Planning Conditions and Enforcement
- Meeting of Neighbourhoods and Environment Scrutiny Committee, Wednesday, 5th February, 2020 2.00 pm (Item 12.)
Report of the Strategic Director Development
Members have asked for a report which provides information relating to a number of planning related matters principally around the use and enforcement of planning conditions. This includes reference to conditions involving trees and open space.
Information has also been requested on how the Planning Service works with the Highway Authority and Social Providers. This includes with regards to the Highway Authority issues relating to construction management and our social providers through their development activity.
The Committee considered the report of the Strategic Director Development that provided information requested relating to a number of planning related matters principally around the use and enforcement of planning conditions.
The Director of Planning, Building Control and Licensing referred to the main points and themes within the report which included: -
· Information on planning conditions;
· The approach to enforcement action, including case studies;
· The monitoring of developments, including case studies;
· Data on the number of complaints investigated by the compliance team in the last 5 years;
· Conditions involving trees and open space, including case studies;
· Information on the number of complaints received specifically in relation to trees;
· Information on how the Planning Service worked with the Highway Authority and Social Providers; and
· A summary of the legal framework within which the planning system must operate.
Some of the key points that arose from the Committee’s discussions were: -
· Information was sought in regard to who complaints, especially relating to construction should be directed to;
· Noting the low number of complaints relating to trees and commenting that these were relatively low;
· Further information was requested in relation to the work undertaken with housing providers and the importance of keeping local Members informed of developments;
· Consideration needed to be given to the impact of developments on residents and neighbourhoods, in particular the ability to deliver neighbourhood services such as bin collection; footpath closure and appropriate signage;
· Further information was sought on enforcement and the criteria applied to the public interest test;
· Did the city receive any compensation for road closures incurred as a result of private developments;
· What was the response to developers not complying with, or requesting removal of conditions, particularly in regarding to landscaping and green space;
· Members stated that information relating to planning being available in conservation areas, including proving information to local estate agents.
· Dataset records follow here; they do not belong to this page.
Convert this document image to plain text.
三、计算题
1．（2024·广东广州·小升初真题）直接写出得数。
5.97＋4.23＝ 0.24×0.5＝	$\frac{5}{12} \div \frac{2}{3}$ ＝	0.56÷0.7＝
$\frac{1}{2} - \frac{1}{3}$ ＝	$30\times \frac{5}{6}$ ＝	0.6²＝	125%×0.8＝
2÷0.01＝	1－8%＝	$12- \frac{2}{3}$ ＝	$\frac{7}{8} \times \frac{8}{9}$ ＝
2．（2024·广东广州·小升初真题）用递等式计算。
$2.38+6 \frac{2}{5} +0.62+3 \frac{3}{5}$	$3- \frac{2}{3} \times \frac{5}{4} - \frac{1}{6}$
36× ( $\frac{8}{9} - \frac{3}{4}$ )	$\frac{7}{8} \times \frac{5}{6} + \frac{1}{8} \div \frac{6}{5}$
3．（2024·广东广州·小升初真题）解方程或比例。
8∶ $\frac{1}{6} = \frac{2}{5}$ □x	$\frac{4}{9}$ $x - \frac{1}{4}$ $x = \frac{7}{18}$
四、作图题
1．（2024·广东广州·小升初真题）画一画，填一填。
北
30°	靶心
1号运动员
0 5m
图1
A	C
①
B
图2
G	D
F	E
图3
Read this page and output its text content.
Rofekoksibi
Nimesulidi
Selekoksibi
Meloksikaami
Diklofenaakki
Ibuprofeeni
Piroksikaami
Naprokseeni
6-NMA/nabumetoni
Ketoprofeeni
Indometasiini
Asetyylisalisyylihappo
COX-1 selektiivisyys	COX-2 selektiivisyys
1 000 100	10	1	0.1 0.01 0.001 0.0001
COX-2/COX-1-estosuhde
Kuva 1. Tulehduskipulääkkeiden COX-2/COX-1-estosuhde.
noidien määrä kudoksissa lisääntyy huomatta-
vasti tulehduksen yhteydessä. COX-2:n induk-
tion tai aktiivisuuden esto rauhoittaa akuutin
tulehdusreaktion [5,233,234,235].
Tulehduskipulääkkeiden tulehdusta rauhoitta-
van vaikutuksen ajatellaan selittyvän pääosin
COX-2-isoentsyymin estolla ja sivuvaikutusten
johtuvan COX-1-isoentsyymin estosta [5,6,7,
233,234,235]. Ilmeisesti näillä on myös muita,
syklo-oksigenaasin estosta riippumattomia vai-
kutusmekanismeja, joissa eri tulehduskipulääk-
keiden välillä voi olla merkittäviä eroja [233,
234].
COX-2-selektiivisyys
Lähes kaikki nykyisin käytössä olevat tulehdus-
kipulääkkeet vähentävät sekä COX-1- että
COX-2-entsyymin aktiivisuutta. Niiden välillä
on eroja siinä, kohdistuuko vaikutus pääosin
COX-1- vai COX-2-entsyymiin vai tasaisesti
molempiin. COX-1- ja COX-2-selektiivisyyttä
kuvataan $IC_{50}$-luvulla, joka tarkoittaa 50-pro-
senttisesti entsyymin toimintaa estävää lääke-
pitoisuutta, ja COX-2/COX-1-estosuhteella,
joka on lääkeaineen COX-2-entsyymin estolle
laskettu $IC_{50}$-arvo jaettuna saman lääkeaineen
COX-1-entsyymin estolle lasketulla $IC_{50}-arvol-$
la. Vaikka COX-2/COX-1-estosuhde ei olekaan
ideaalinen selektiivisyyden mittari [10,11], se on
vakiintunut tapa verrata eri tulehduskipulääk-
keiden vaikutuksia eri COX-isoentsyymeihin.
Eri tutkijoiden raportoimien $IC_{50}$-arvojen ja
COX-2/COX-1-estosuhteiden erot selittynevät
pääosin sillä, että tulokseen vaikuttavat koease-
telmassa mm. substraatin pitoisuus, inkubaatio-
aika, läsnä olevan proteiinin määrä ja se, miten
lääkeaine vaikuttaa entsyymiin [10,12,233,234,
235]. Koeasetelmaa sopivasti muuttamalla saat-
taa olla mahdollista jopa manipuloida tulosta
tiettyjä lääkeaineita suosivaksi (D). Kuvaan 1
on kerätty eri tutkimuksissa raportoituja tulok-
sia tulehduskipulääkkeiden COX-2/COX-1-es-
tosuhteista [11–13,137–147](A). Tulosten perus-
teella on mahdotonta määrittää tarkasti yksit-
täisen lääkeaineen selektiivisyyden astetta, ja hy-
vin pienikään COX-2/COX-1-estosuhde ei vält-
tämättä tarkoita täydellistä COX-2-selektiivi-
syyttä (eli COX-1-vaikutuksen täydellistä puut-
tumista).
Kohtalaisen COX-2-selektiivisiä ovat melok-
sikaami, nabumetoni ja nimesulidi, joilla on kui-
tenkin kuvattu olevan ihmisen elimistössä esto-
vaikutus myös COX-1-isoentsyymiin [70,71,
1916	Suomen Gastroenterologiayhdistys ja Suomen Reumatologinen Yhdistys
The Director of Planning, Building Control and Licensing acknowledged the comment regarding the surprisingly low number of complaints relating to trees and confirmed that these were accurate. She stated that the Planning Department worked with social housing providers at all levels during development and acknowledged that dialogue with local Members had not always been consistent and this would be addressed.
In reference to the issue of construction, the Director of Planning, Building Control and Licensing stated that many applications would require a Construction Management Plan that sought to mitigate disruption in the area. She advised that a virtual team was being established with officers from across a range of services, including the Highways Department to respond to any issues or complaints that may arise.
The Director of Planning, Building Control and Licensing stated that an application to have a planning condition removed or varied would have to be submitted and due consideration given, however these applications were relatively low. She stated that if Members had specific concerns regarding conditions not being adhered to they should notify her and these would be investigated. She stated the local planning authority had powers to enforce breaches of planning control, adding that typically where formal notices were issued the compliance period is a minimum of 28 days, however each case would be considered to ensure the most appropriate and expedient action was taken to address any specific issue. In regard to the issue of the public interest test, the legal officer informed Members that there was no specific legal definition, however guidance relating to this was provided by the Crown Prosecution Service.
The Director of Planning, Building Control and Licensing stated that the local Neighbourhood Teams were proactive in local areas, including conservation areas and were a source of intelligence. She further informed Members that permission was currently being sought from the relevant Secretary of State to obtain legal powers to control the use of ‘To Let’ signs which were causing issues in parts of the city.
The Head of Network Management informed Members that the Council did not receive any payment by way of compensation when roads were closed when developments were being built. He described that the Highways Department worked with developers and contractors at pre application stage to understand and mitigate where possible the need for road closure, such as installing temporary traffic lights as an alternative to road closure and to ensure the sites and immediate area were safe. With reference to the comment regarding signage, he stated that this would always be asked for and if issues did arise officers would seek to address this.
The Committee recommend that the Executive Member for Neighbourhoods and the Executive Member for Environment, Planning and Transport work together to ensure that appropriate measures are in place to mitigate the disruption to residents and services delivered in neighbourhoods that result from building construction.